Siam Commercial Bank was the first to respond. Through a partnership with SF Group, a major cinema operator, movie tickets are available on its SCB Easy app. “We try to reimagine and redefine ourselves as more of a digital platform company,” Arak said.

Diversification into services that require high financial expertise will also be important. In March, the bank announced a joint venture with Swiss private bank Julius Baer. Previously, high net-worth individuals chose to manage their assets offshore because Thai banks lacked “sophisticated” offerings, Arak said. “Julius Baer brings along the global capability.”

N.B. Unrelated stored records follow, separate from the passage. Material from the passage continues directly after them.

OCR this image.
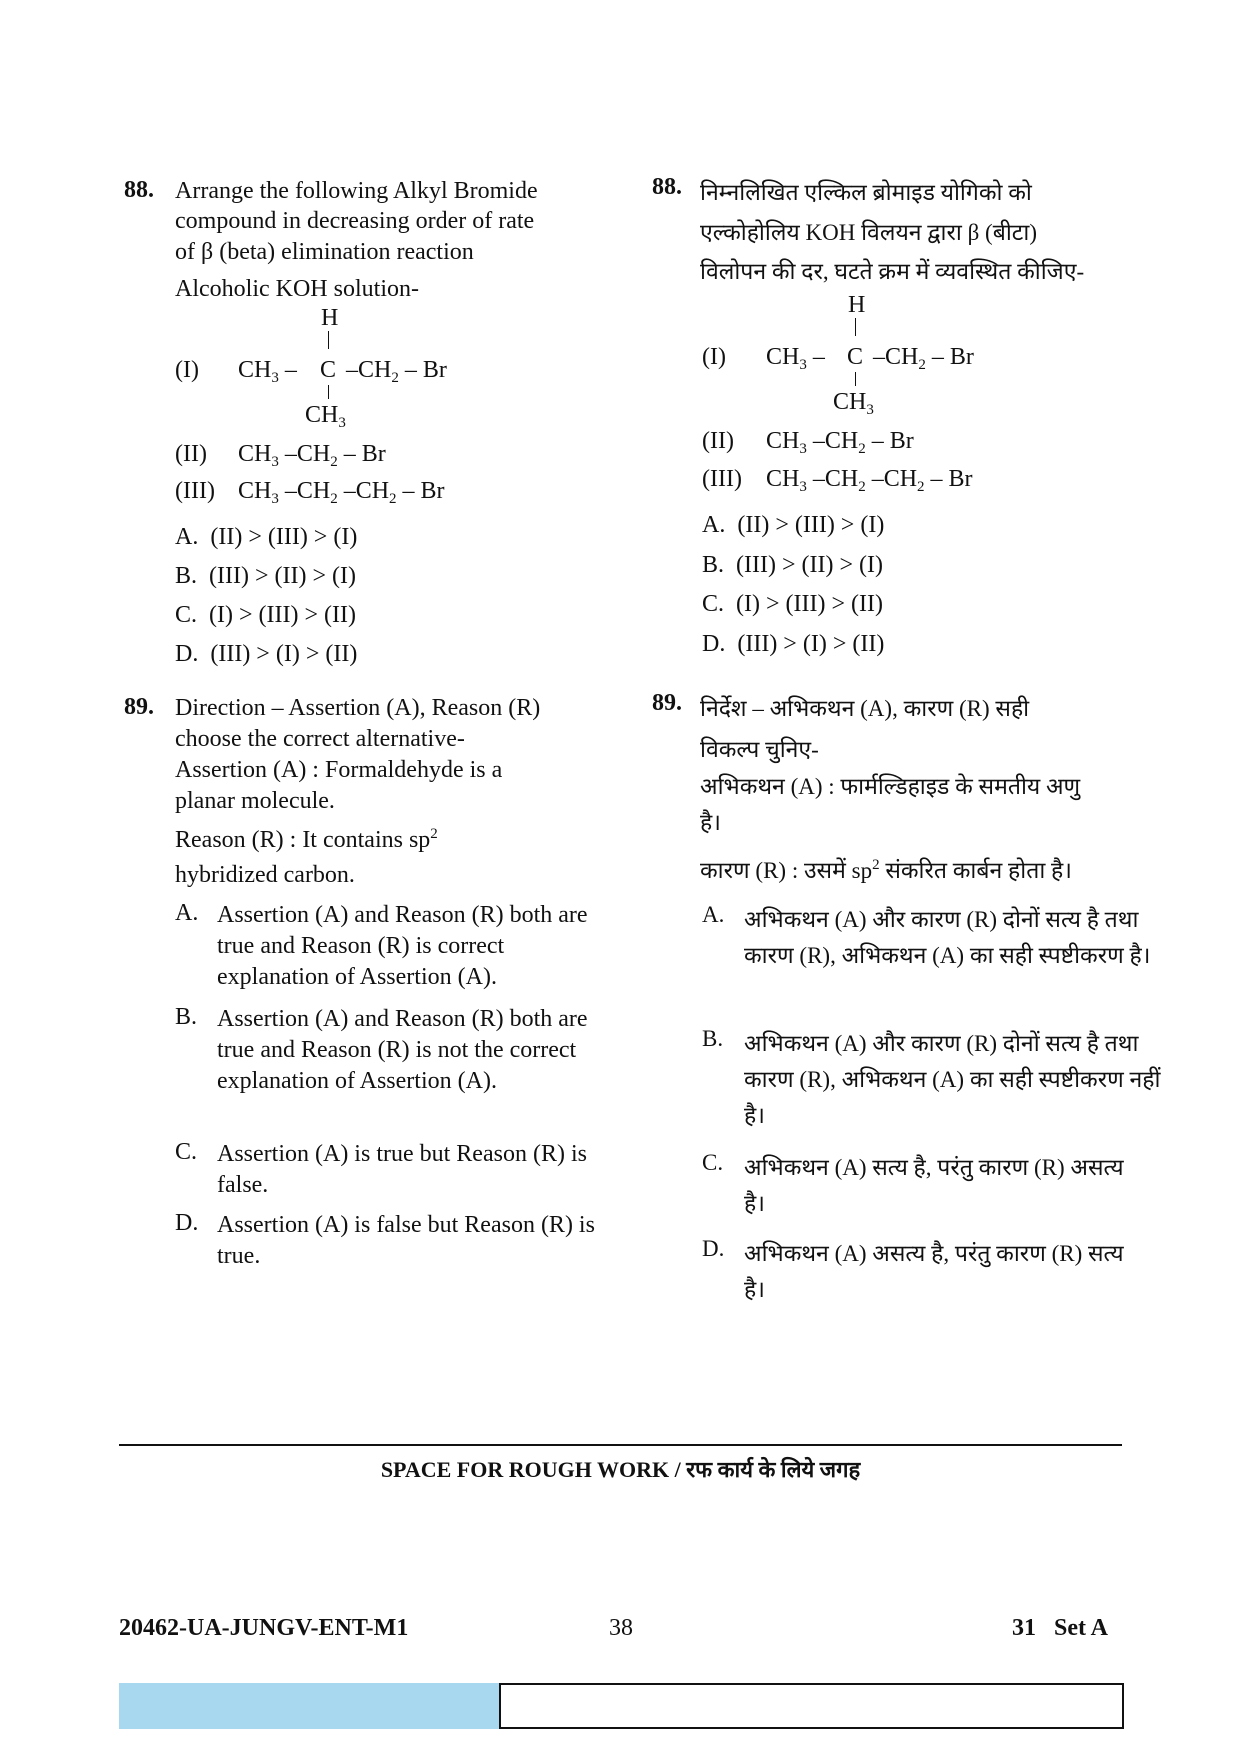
88. Arrange the following Alkyl Bromide
compound in decreasing order of rate
of β (beta) elimination reaction
Alcoholic KOH solution-
H
(I) $CH_3$ – C $-CH_2$ – Br
$CH_3$
(II) $CH_3$ $-CH_2$ – Br
(III) $CH_3$ $-CH_2$ $-CH_2$ – Br
A. (II) > (III) > (I)
B. (III) > (II) > (I)
C. (I) > (III) > (II)
D. (III) > (I) > (II)
89. Direction – Assertion (A), Reason (R)
choose the correct alternative-
Assertion (A) : Formaldehyde is a
planar molecule.
Reason (R) : It contains $sp^2$
hybridized carbon.
A. Assertion (A) and Reason (R) both are true and Reason (R) is correct explanation of Assertion (A).
B. Assertion (A) and Reason (R) both are true and Reason (R) is not the correct explanation of Assertion (A).
C. Assertion (A) is true but Reason (R) is false.
D. Assertion (A) is false but Reason (R) is true.
88. निम्नलिखित एल्किल ब्रोमाइड योगिको को
एल्कोहोलिय KOH विलयन द्वारा β (बीटा)
विलोपन की दर, घटते क्रम में व्यवस्थित कीजिए-
H
(I) $CH_3$ – C $-CH_2$ – Br
$CH_3$
(II) $CH_3$ $-CH_2$ – Br
(III) $CH_3$ $-CH_2$ $-CH_2$ – Br
A. (II) > (III) > (I)
B. (III) > (II) > (I)
C. (I) > (III) > (II)
D. (III) > (I) > (II)
89. निर्देश – अभिकथन (A), कारण (R) सही
विकल्प चुनिए-
अभिकथन (A) : फार्मल्डिहाइड के समतीय अणु
है।
कारण (R) : उसमें $sp^2$ संकरित कार्बन होता है।
A. अभिकथन (A) और कारण (R) दोनों सत्य है तथा कारण (R), अभिकथन (A) का सही स्पष्टीकरण है।
B. अभिकथन (A) और कारण (R) दोनों सत्य है तथा कारण (R), अभिकथन (A) का सही स्पष्टीकरण नहीं है।
C. अभिकथन (A) सत्य है, परंतु कारण (R) असत्य है।
D. अभिकथन (A) असत्य है, परंतु कारण (R) सत्य है।
SPACE FOR ROUGH WORK / रफ कार्य के लिये जगह
20462-UA-JUNGV-ENT-M1	38	31   Set A
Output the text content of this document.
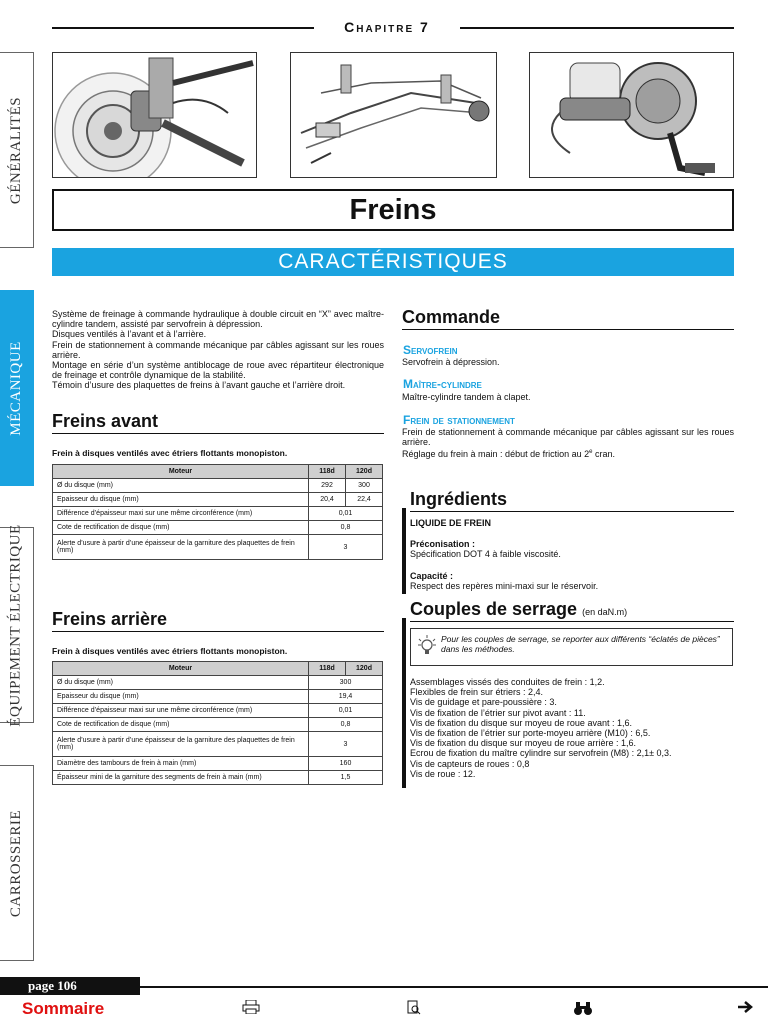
Chapitre 7
Freins
CARACTÉRISTIQUES
GÉNÉRALITÉS
MÉCANIQUE
ÉQUIPEMENT ÉLECTRIQUE
CARROSSERIE

Système de freinage à commande hydraulique à double circuit en “X” avec maître-cylindre tandem, assisté par servofrein à dépression.

Disques ventilés à l’avant et à l’arrière.

Frein de stationnement à commande mécanique par câbles agissant sur les roues arrière.

Montage en série d’un système antiblocage de roue avec répartiteur électronique de freinage et contrôle dynamique de la stabilité.

Témoin d’usure des plaquettes de freins à l’avant gauche et l’arrière droit.

Freins avant
Frein à disques ventilés avec étriers flottants monopiston.
Moteur	118d	120d
Ø du disque (mm)	292	300
Epaisseur du disque (mm)	20,4	22,4
Différence d’épaisseur maxi sur une même circonférence (mm)	0,01	
Cote de rectification de disque (mm)	0,8	
Alerte d’usure à partir d’une épaisseur de la garniture des plaquettes de frein (mm)	3	
Freins arrière
Frein à disques ventilés avec étriers flottants monopiston.
Moteur	118d	120d
Ø du disque (mm)	300	
Epaisseur du disque (mm)	19,4	
Différence d’épaisseur maxi sur une même circonférence (mm)	0,01	
Cote de rectification de disque (mm)	0,8	
Alerte d’usure à partir d’une épaisseur de la garniture des plaquettes de frein (mm)	3	
Diamètre des tambours de frein à main (mm)	160	
Épaisseur mini de la garniture des segments de frein à main (mm)	1,5	
Commande
Servofrein
Servofrein à dépression.
Maître-cylindre
Maître-cylindre tandem à clapet.
Frein de stationnement
Frein de stationnement à commande mécanique par câbles agissant sur les roues arrière.
Réglage du frein à main : début de friction au 2e cran.
Ingrédients
LIQUIDE DE FREIN
Préconisation :
Spécification DOT 4 à faible viscosité.
Capacité :
Respect des repères mini-maxi sur le réservoir.
Couples de serrage (en daN.m)
Pour les couples de serrage, se reporter aux différents “éclatés de pièces” dans les méthodes.
Assemblages vissés des conduites de frein : 1,2.
Flexibles de frein sur étriers : 2,4.
Vis de guidage et pare-poussière : 3.
Vis de fixation de l’étrier sur pivot avant : 11.
Vis de fixation du disque sur moyeu de roue avant : 1,6.
Vis de fixation de l’étrier sur porte-moyeu arrière (M10) : 6,5.
Vis de fixation du disque sur moyeu de roue arrière : 1,6.
Ecrou de fixation du maître cylindre sur servofrein (M8) : 2,1± 0,3.
Vis de capteurs de roues : 0,8
Vis de roue : 12.
page 106
Sommaire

Siam Commercial Bank is the oldest lender in Thailand and was established by a member of the royal family in 1907. The royal links remain strong with the Crown Property Bureau, the entity that manages the monarchy’s assets, holding an 18.14% stake. Last year, the bureau transferred part of its shares to King Maha Vajiralongkorn Bodindradebayavarangkun, who assumed the throne in 2016. The king personally controls a 3.33% stake.

So far, the market has responded negatively to the ongoing transformation. Since the beginning of the year, the bank’s shares have slumped 12% compared with a 1.3% decline for the benchmark Stock Exchange of Thailand index.

The hefty $1.2 billion to $1.5 billion investment earmarked for digital banking upgrades over three years will weigh on the bank’s profit. In the first quarter of 2018, net profit declined 4.6% from a year earlier.